Quinones, Ortiz and DeBonis illegally reduced water and sewer bills for roughly 50 different properties over a period of several years in return for bribes totaling approximately $20,000. Quinones and Ortiz would solicit bribes from customers and then arrange for bill reductions through DeBonis, who had access as a senior account clerk to the city’s water and sewer database. After Quinones and Ortiz received bribes, they provided DeBonis with information about the customer’s properties, and DeBonis modified the customer’s water and sewer bills to dramatically reduce the charges. Fees were reduced at times by as much as 90 percent. DeBonis took a share of the bribe payments in return for falsifying the bills.
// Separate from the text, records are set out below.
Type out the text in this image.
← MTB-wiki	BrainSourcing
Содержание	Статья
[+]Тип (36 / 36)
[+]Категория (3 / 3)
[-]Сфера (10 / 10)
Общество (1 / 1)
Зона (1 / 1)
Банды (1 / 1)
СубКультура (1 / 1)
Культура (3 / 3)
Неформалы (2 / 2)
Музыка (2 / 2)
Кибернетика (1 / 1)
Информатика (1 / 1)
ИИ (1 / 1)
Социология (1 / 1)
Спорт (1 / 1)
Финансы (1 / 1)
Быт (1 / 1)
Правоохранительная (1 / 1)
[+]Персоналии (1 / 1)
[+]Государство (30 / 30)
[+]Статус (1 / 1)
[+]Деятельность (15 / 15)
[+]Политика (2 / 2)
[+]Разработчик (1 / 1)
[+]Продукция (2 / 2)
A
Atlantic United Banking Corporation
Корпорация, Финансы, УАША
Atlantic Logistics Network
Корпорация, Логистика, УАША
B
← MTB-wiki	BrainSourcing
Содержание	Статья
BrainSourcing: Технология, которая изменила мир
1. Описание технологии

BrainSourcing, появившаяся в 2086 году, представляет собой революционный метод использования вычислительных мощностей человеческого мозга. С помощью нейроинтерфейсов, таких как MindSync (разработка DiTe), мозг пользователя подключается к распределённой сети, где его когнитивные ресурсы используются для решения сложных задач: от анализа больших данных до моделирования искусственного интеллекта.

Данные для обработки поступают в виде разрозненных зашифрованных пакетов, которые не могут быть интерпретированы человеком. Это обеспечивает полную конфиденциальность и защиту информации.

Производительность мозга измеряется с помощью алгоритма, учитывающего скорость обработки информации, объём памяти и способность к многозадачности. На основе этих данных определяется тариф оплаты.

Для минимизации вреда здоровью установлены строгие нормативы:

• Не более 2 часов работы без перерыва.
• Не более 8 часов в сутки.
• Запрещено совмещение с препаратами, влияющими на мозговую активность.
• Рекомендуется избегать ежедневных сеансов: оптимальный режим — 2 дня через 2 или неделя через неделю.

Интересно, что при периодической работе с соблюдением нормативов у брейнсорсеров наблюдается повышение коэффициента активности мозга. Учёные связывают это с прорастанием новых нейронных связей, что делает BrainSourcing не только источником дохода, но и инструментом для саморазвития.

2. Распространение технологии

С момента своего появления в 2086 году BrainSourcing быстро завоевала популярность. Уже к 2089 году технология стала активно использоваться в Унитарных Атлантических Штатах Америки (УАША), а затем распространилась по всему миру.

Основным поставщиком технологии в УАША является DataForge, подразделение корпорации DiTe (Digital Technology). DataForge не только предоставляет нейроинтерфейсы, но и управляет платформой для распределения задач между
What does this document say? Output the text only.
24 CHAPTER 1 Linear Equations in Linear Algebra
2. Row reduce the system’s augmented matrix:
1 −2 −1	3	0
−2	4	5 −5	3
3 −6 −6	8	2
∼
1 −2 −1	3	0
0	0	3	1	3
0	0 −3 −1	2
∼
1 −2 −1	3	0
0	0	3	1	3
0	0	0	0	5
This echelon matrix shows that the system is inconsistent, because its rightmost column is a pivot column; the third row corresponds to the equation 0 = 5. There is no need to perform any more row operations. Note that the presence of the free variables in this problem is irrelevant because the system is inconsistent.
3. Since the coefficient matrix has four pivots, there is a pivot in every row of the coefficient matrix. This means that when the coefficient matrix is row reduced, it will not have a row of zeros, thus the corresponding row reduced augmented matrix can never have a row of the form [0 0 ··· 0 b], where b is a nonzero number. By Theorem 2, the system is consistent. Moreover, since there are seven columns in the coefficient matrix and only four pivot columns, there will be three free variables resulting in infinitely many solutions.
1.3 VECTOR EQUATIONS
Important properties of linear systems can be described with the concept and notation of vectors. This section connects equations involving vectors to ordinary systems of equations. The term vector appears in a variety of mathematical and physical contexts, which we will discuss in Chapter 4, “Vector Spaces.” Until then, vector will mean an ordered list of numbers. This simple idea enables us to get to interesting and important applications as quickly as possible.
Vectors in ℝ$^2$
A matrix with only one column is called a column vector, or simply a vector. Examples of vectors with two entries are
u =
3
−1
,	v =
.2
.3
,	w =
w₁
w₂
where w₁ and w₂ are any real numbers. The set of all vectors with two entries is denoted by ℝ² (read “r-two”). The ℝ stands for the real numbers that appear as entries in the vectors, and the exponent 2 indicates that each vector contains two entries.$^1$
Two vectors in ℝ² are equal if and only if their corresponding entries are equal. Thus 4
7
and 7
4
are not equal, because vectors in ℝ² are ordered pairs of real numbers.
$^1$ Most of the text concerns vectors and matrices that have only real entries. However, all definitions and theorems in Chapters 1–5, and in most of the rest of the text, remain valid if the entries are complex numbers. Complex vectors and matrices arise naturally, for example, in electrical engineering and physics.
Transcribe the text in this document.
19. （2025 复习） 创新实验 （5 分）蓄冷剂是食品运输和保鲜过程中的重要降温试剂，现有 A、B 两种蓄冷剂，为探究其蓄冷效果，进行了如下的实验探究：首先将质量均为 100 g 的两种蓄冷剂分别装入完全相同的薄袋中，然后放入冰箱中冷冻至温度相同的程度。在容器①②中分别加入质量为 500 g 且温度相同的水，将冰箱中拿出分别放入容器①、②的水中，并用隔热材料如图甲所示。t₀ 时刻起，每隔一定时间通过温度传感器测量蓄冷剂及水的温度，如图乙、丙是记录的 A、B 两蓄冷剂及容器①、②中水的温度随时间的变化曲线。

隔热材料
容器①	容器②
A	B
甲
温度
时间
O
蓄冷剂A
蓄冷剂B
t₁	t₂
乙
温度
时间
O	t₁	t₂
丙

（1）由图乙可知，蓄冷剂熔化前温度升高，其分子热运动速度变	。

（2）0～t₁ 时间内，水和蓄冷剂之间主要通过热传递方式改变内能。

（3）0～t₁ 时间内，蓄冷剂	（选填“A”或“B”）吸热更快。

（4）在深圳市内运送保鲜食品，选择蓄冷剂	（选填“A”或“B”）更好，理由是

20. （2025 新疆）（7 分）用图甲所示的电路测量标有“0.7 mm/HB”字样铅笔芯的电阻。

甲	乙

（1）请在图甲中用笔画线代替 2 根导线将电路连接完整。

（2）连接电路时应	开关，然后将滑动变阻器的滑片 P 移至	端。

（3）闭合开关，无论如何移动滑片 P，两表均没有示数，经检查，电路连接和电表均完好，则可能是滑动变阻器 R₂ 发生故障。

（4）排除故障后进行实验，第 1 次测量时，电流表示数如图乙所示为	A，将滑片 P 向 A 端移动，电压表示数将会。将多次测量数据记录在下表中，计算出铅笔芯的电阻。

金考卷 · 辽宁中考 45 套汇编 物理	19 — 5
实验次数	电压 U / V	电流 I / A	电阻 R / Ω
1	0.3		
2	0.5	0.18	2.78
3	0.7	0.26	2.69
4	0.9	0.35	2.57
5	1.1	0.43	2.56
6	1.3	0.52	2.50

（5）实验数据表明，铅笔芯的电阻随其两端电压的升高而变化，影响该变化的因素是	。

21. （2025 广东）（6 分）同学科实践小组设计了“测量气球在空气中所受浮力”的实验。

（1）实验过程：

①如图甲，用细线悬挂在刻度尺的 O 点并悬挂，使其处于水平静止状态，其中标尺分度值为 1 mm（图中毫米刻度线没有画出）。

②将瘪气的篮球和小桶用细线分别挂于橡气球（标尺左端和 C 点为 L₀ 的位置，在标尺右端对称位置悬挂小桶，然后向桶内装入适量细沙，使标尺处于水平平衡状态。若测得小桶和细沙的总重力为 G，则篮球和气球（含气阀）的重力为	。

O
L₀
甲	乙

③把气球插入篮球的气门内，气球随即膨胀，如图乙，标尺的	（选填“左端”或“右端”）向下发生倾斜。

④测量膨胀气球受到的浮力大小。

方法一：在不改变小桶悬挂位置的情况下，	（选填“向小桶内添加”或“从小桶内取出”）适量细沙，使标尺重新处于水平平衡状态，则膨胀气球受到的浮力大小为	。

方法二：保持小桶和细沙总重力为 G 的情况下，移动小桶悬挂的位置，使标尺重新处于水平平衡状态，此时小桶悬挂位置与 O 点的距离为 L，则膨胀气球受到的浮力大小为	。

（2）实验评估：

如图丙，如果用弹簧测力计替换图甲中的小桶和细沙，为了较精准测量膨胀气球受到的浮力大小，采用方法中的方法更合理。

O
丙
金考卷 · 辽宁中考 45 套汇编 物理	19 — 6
Attorney General Grewal created the Office of Public Integrity and Accountability in September 2018 to combat corruption and strengthen public confidence in government institutions. In December 2019, the Attorney General issued a directive codifying OPIA and making it a permanent part of the Attorney General’s Office. That directive established the OPIA Corruption Bureau as the lead office within the Department of Law & Public Safety for the investigation and prosecution of state criminal violations involving corruption and abuse of public trust.
OPIA has a toll-free Tipline 1-844-OPIA-TIPS for the public to report corruption. The AG’s Office has an Anti-Corruption Reward Program that offers a reward of up to $25,000 for tips leading to a conviction for a crime involving public corruption. Information is posted at: http://nj.gov/oag/corruption/reward.html.
Defense Attorney: David Oakley, Anderl & Oakley, PC, Princeton, N.J.